Broadcom has identified a significant security vulnerability in VMware Avi Load Balancer, designated as CVE-2025-22217, with a CVSS score of 8.6. This unauthenticated blind SQL injection flaw allows attackers with network access to execute specially crafted SQL queries, potentially granting unauthorized access to the system’s database.
The affected versions include:
- 30.1.1
- 30.1.2
- 30.2.1
- 30.2.2
To address this vulnerability, Broadcom has released patches for the impacted versions. Users are advised to upgrade to the following fixed versions:
- 30.1.2-2p2
- 30.2.1-2p5
- 30.2.2-2p2
It’s important to note that versions 22.x and 21.x are not susceptible to this vulnerability. For users on version 30.1.1, an upgrade to 30.1.2 or later is required before applying the patch.
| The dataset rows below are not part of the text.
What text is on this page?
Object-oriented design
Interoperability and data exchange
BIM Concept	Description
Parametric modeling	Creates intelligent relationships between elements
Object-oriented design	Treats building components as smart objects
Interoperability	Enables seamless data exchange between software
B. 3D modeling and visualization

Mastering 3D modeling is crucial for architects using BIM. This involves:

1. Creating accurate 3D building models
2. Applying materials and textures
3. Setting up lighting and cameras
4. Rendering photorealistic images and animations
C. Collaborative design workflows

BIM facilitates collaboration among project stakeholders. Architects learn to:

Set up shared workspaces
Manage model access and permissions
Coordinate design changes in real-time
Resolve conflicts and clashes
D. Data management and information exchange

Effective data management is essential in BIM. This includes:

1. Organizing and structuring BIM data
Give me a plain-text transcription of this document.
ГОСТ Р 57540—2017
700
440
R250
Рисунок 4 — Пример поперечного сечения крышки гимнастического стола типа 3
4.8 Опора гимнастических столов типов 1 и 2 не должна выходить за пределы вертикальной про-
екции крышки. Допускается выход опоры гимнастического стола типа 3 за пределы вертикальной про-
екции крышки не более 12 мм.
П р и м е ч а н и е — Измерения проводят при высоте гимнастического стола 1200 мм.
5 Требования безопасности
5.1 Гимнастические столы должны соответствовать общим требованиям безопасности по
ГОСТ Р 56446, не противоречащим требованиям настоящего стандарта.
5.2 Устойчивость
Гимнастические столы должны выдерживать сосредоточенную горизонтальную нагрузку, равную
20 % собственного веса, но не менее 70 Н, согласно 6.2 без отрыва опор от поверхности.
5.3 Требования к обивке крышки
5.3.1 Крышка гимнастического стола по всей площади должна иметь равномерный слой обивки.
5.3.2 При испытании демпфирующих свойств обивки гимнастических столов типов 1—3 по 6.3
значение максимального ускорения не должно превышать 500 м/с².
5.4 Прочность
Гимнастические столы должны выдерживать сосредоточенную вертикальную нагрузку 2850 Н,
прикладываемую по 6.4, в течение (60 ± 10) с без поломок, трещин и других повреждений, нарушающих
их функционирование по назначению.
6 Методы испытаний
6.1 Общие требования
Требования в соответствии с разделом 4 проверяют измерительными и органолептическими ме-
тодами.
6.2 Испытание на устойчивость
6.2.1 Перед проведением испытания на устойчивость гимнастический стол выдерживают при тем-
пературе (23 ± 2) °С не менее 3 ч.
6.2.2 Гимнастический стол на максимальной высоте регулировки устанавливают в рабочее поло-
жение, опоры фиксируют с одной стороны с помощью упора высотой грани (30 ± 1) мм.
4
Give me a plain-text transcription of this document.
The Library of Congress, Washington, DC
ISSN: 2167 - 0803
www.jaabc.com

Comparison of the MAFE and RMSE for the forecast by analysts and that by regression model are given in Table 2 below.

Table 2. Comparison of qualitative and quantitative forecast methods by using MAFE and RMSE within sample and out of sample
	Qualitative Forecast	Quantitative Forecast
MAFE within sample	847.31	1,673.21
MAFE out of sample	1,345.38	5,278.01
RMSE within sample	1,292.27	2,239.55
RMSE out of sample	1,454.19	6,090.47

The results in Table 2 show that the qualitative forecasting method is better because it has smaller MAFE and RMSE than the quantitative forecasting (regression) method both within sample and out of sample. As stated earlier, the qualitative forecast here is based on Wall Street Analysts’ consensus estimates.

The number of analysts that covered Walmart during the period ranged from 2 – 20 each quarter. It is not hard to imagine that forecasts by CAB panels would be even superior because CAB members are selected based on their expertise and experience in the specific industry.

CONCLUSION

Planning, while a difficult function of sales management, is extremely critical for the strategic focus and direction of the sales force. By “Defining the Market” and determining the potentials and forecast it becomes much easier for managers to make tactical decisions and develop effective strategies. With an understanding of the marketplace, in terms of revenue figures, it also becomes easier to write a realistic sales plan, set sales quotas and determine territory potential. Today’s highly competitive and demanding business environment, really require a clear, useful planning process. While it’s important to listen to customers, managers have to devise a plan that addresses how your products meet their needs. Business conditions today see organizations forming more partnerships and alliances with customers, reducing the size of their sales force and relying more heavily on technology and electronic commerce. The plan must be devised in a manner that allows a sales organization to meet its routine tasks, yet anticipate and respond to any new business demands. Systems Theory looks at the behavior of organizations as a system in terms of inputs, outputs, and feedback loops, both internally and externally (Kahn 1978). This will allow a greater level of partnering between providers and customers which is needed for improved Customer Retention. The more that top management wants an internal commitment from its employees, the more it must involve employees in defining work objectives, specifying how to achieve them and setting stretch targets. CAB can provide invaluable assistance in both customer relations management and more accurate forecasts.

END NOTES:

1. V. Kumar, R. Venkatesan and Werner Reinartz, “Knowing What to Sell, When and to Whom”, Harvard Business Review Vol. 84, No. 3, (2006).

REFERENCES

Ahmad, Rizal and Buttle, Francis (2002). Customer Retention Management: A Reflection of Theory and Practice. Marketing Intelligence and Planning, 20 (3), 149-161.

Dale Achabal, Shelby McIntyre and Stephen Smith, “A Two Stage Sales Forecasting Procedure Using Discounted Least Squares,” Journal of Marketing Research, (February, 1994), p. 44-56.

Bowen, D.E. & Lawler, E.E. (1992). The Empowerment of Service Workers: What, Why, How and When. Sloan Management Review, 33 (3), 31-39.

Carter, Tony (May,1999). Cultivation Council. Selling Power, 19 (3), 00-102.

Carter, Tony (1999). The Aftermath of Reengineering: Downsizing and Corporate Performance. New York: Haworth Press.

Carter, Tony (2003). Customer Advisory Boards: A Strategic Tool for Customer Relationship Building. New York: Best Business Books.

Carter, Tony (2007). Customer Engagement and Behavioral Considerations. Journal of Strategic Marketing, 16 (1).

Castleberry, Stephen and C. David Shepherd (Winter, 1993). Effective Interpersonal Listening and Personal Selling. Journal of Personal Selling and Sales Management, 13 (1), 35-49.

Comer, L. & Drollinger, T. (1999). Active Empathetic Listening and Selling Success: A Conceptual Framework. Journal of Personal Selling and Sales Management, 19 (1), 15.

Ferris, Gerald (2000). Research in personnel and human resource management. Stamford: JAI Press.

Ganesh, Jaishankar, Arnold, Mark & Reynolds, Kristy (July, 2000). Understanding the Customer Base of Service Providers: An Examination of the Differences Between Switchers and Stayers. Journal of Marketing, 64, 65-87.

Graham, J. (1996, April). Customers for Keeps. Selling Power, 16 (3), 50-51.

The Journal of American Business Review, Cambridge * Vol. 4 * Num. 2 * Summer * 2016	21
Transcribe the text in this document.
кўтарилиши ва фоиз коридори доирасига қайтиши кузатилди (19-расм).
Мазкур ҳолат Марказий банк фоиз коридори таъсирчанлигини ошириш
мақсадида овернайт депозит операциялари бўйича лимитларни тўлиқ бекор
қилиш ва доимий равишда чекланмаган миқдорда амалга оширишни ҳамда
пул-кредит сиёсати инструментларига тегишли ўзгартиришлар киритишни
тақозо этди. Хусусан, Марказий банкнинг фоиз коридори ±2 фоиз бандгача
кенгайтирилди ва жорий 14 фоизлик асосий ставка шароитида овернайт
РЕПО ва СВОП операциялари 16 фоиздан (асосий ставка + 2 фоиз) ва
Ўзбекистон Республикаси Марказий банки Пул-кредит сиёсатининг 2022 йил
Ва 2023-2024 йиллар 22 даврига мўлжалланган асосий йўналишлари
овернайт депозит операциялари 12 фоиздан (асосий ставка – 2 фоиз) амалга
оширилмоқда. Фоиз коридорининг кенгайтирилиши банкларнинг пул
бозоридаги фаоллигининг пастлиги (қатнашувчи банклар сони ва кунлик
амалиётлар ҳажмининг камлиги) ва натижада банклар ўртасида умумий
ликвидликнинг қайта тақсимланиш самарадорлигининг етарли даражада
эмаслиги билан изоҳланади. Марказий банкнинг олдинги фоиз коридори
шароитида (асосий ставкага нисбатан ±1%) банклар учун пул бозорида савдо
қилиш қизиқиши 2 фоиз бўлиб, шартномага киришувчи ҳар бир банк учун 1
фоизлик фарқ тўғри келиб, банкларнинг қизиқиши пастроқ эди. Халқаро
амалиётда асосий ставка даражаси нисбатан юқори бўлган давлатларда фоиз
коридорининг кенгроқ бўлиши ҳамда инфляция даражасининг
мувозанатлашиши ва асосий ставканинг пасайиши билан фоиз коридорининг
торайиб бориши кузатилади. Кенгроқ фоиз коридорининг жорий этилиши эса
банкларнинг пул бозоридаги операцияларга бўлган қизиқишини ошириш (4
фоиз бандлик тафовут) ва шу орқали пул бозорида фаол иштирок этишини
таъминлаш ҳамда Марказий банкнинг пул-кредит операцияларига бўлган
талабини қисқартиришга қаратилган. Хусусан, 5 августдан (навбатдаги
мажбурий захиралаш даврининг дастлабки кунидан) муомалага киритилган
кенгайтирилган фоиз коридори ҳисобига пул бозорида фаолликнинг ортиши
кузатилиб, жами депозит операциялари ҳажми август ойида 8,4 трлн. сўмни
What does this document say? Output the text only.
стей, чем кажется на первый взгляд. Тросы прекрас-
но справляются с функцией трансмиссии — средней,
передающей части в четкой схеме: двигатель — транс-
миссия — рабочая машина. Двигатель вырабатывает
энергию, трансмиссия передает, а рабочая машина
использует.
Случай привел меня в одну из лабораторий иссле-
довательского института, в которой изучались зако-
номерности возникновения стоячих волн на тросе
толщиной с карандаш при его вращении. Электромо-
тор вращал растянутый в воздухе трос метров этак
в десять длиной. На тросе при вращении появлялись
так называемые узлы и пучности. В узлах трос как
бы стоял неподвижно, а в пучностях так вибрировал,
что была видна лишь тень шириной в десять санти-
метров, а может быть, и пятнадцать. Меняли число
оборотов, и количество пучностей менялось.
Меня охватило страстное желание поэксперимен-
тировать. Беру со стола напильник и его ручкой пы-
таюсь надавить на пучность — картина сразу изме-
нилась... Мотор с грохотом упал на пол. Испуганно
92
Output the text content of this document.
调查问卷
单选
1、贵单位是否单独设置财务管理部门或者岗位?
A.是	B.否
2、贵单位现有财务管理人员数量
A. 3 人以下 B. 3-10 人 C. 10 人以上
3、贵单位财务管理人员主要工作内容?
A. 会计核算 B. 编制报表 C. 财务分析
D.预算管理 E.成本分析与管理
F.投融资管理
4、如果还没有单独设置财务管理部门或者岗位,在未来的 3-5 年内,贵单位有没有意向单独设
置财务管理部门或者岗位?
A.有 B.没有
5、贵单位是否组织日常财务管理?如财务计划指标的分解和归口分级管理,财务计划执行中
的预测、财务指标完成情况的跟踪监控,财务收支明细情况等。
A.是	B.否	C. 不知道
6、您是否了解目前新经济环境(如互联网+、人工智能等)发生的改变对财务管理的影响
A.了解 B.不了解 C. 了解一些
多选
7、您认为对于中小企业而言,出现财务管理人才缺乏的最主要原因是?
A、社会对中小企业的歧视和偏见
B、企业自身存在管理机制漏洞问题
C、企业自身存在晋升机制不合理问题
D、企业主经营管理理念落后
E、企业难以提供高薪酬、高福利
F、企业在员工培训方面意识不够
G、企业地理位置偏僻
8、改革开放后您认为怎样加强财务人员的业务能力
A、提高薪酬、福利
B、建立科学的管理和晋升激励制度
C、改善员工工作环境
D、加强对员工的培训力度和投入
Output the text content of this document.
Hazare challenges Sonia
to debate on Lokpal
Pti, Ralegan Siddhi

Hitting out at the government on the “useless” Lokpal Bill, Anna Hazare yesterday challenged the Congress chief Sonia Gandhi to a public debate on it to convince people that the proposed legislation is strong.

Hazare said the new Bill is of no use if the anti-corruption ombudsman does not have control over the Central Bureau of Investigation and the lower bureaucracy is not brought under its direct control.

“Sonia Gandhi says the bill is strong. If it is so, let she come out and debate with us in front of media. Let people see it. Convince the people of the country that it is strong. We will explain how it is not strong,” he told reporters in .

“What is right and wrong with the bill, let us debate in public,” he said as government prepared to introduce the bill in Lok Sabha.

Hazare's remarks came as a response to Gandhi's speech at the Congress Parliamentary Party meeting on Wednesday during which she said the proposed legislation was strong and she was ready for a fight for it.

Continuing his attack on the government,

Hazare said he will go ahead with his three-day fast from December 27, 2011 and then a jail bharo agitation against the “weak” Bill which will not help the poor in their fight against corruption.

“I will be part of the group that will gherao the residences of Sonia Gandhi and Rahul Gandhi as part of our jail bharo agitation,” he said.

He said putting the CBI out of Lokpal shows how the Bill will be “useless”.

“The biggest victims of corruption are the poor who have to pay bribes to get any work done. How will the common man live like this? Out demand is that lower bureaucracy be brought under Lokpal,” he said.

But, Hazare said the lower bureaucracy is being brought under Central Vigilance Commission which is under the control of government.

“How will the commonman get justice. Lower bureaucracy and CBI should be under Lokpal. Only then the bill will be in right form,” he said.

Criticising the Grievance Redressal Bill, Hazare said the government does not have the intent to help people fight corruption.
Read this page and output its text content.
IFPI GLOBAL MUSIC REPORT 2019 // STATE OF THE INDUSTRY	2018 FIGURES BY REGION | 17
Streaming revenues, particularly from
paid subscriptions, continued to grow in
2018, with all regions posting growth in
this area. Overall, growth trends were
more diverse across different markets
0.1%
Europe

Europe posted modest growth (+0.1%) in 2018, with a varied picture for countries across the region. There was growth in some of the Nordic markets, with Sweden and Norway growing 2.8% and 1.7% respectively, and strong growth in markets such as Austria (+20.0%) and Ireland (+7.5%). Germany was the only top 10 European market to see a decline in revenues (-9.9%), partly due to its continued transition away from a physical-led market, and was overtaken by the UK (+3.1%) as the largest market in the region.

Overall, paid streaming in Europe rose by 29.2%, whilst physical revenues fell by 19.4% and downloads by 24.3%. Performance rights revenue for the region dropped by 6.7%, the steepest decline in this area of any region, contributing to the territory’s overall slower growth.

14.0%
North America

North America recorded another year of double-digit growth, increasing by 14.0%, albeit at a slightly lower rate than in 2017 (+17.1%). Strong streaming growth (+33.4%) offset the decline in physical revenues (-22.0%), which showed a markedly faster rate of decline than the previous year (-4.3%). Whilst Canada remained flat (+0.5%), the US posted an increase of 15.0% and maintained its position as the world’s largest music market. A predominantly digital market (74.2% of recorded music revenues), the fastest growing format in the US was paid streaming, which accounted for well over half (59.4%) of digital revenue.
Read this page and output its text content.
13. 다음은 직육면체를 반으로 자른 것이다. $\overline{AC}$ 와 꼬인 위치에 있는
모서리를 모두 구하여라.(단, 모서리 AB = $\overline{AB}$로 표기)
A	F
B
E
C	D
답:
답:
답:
Given the absence of workarounds, immediate application of these patches is crucial to mitigate potential risks. Organizations should also consider implementing network segmentation to restrict access to the Avi Load Balancer management interfaces and deploying web application firewalls with SQL injection detection rules enabled.
Security researchers Daniel Kukuczka and Mateusz Darda have been acknowledged for discovering and reporting this vulnerability.
This incident underscores the critical importance of timely vulnerability management and the need for organizations to stay vigilant against emerging threats. Regularly updating systems and applying security patches promptly are essential practices to safeguard against potential exploits.